I cannot stress enough, not only to my family but also to my team, that we have to always think outside of that box. I have a problem with the statement, “no, we cannot do that,” or “no, it is not possible.” I guess it may seem to those around me that I just have a problem with people telling me no. Maybe that stems from my background, because I will not accept doors closing in my face and I will not accept a blanket statement that something cannot be done. I say on a regular basis, “We are all smart people. If we put our minds together, we can figure something out. We can figure out a way, and I have faith in you.”
Tell me about your leadership style. How do you get your team to believe in your vision?
People need to feel like they are a part of the ultimate journey. They need to envision themselves and envision how they can play a role in that journey. I do not manage my team necessarily based on a restricted job description. While I realize at times that can be frustrating to my employees, I rally them by explaining where we need to be. This is usually a very high-level explanation of an expected output. Usually this initiates questions on a detailed level of the path they feel we need to take to get there. This is where you get your team to see themselves on the path to your vision of the ultimate journey. Their background and experiences, especially in a team format, leads to a cooperative path towards our end goal. When your team feels valuable, their opinion respected, they will want to personally succeed, which in turn makes everyone successful. This smooth integration enables an efficiency like no other.

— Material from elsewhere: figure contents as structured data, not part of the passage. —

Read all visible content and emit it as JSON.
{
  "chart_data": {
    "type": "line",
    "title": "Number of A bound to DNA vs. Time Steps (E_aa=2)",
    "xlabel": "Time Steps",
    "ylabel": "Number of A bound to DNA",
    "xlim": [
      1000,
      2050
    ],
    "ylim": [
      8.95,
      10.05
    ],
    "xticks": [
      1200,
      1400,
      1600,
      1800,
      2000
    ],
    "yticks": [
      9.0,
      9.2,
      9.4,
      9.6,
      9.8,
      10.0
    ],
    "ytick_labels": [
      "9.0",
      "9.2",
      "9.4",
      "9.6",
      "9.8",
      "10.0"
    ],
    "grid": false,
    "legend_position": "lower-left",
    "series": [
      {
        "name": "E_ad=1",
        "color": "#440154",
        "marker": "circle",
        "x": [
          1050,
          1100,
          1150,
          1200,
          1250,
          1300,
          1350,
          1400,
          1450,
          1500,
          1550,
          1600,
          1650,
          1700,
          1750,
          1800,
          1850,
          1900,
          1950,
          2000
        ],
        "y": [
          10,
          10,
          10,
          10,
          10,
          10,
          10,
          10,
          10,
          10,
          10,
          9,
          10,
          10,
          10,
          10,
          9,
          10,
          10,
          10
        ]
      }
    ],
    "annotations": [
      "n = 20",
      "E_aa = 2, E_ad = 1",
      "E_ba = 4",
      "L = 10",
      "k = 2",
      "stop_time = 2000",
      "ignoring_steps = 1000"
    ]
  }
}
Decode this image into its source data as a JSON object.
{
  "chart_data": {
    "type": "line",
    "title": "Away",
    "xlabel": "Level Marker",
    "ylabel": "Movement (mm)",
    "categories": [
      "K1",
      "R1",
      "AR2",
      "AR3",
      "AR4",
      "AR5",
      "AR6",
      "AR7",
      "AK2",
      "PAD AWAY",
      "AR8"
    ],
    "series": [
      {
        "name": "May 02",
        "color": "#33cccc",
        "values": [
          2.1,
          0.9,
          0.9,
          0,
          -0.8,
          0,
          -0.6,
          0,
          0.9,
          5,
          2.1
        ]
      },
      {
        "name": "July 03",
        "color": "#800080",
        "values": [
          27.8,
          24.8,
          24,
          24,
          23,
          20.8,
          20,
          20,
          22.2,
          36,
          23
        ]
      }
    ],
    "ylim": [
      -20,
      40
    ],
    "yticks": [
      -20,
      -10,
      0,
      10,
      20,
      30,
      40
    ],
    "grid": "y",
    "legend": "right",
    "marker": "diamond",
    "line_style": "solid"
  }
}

How did your role with the exchange evolve over the years?
I was hired as a hands-on controller; there was no CFO at the time. Thus my goal was to grow and learn so that I could become the CFO. I needed to become stronger, learn more than just accounting, learn the business, learn about how an “exchange” and ultimately a clearinghouse operated. It’s hard to come out of your comfort zone to take chances. But I was able to do just that and was promoted to CFO and treasurer after so much hard work personally and professionally.
In 2014, Nodal Exchange decided to launch a clearinghouse. My team and I had one year to learn everything about a clearinghouse. We were determined to not go with the flow, but to ask questions and not do something because everyone did it. We were going to learn the industry norm and we were going to make it better. We were going to use common sense, ask why over and over again until we understood the reason for a process. It was exciting for everyone at Nodal Exchange; we all worked hard together for a year and launched Nodal Clear true to our word that it would happen.
I say all of this to explain that as the years have passed, my role has continued to evolve and not just in a title. In a team-based approach, I am not just the CFO and treasurer. I am a mentor, I am a friend, sometimes I am even the person that does a common bank reconciliation. I feel I am whatever I need to be to ensure our team continues to run as smoothly and efficiently as possible.